Еще вчера вечером она просто чувствовала недомогание, хныкала, поскрипывала, чмокала губами, требуя соску, ночью нас забрала «скорая», но некому было помочь: шла ночь с субботы на воскресенье, и на шесть отделений дежурил один измученный врач. К вечеру этого дня ей стало совсем плохо, и ее положили на капельницу и долго не могли попасть иглой в вену. Она вдруг перестала кричать, как кричала до этого, жалобно, надрывно, беспомощно, и стала смотреть и смотреть на меня своими серыми глазами. Когда она родилась и ее впервые принесли ко мне покормить, я восторженно взяла ее на руки и вдруг встретилась с ее взглядом, это было так удивительно, точно заиграла неожиданная музыка. И вот тогда, когда ей наконец попали в вену, она стала молча, тихо, неотрывно смотреть на меня невыносимым взглядом, и душа моя никак не могла разорваться от муки, потому что случившееся все еще казалось недействительным. Мне хотелось выколоть себе глаза, чтобы ничего не видеть.

Через полчаса ее унесли в реанимацию, а я вышла на больничное крыльцо и, увидев стоящую с испуганно поднятым лицом маму, припала к ней и завыла. Мама, глубоко неверующий человек, всю жизнь посвятивший науке, не верящий ни в бога, ни в мир иной, ни в переселенье душ, заклинающим жестом простерла руку и грозно вскричала: «Нет, нет! Бог не допустит! Не смей об этом и думать!» И тут-то я вцепилась в ее руку. Мы сели на широкую скамью перед дверьми реанимационного отделения. Потом мы валетом легли на эту скамью, но я все так же крепко держала ее руку, боясь соскользнуть в сон.

И вдруг ясное утро ударило меня по глазам прежде, чем я осознала, что мамы нет рядом, а я сжимаю свою собственную окоченевшую руку. И я вскочила в таком тесном ужасе, точно меня живую похоронили, и два окна реанимации двумя пустыми бельмами посмотрели на меня: два белых запечатанных письма. И все это произошло за считаные секунды. Я тут же увидела маму: она выскочила из дверей реанимации, прижимая обе руки к сердцу, торопясь донести до меня счастливое известие.

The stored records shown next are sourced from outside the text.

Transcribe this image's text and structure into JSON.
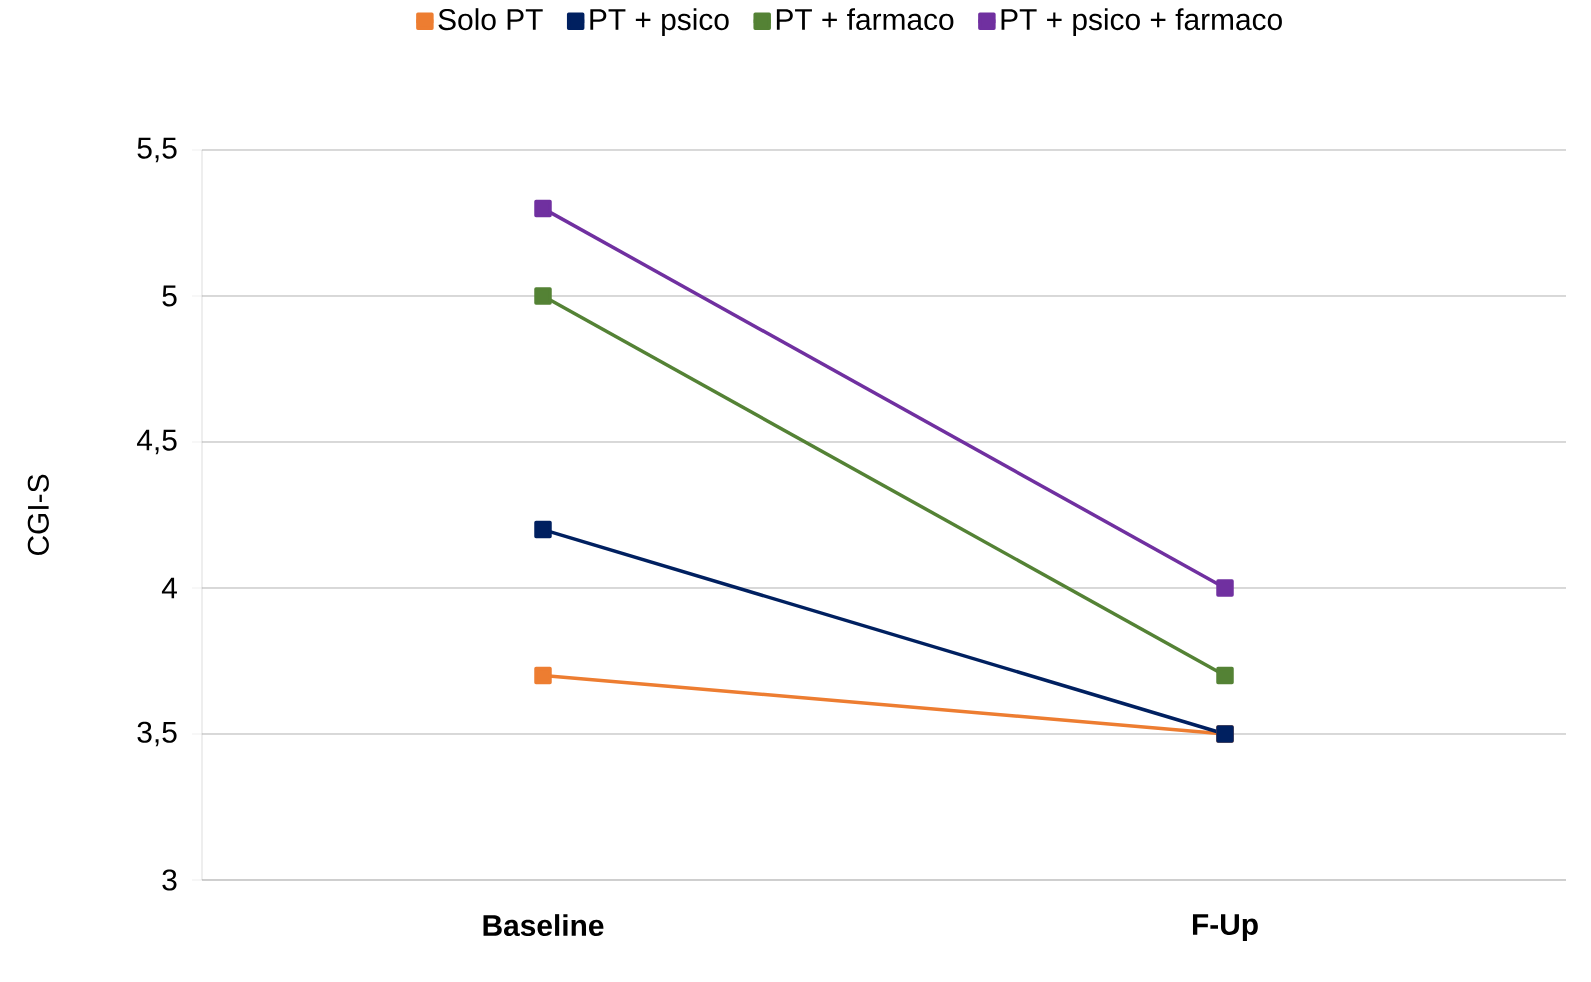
{
  "chart_data": {
    "type": "line",
    "ylabel": "CGI-S",
    "categories": [
      "Baseline",
      "F-Up"
    ],
    "series": [
      {
        "name": "Solo PT",
        "color": "#ed7d31",
        "values": [
          3.7,
          3.5
        ]
      },
      {
        "name": "PT +  psico",
        "color": "#002060",
        "values": [
          4.2,
          3.5
        ]
      },
      {
        "name": "PT + farmaco",
        "color": "#548235",
        "values": [
          5.0,
          3.7
        ]
      },
      {
        "name": "PT + psico + farmaco",
        "color": "#7030a0",
        "values": [
          5.3,
          4.0
        ]
      }
    ],
    "ylim": [
      3,
      5.5
    ],
    "yticks": [
      3,
      {
        "value": 3.5,
        "label": "3,5"
      },
      4,
      {
        "value": 4.5,
        "label": "4,5"
      },
      5,
      {
        "value": 5.5,
        "label": "5,5"
      }
    ],
    "grid": "y",
    "legend": "top",
    "marker": "square",
    "line_style": "solid"
  }
}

Она подробно, взахлеб, по нескольку раз повторяла одно и то же, рассказывая, как врач Нелли Петровна отперла ей дверь спозаранок и на ее рыдающие слова «Жива ли девочка?» удивленно, да, удивленно ответила: «Почему же нет?» Она сказала, сердясь: «А вы что тут делаете? Езжайте спокойно домой, придите в одиннадцать часов да привезите нам сосок для бутылок». — «Вот так и сказала?» — «Да, так и сказала, досадуя: „Спокойно езжайте домой да привезите сосок хоть пять штук“». — «Да хоть тысячу, тысячу сосок!» Удивилась Нелли Петровна, говорит: «Почему же нет? А вы что тут делаете?» — «Доктор, хоть одно слово: ей легче?» — «Да хоть два слова, — сердито ответила Нелли Петровна, — раз уж вы вынудили меня открыть дверь: нормально, жизнь девочки вне опасности». А сама сердитая, не спала, бледная, должно быть, не прилегла даже, такая уж у нее работа.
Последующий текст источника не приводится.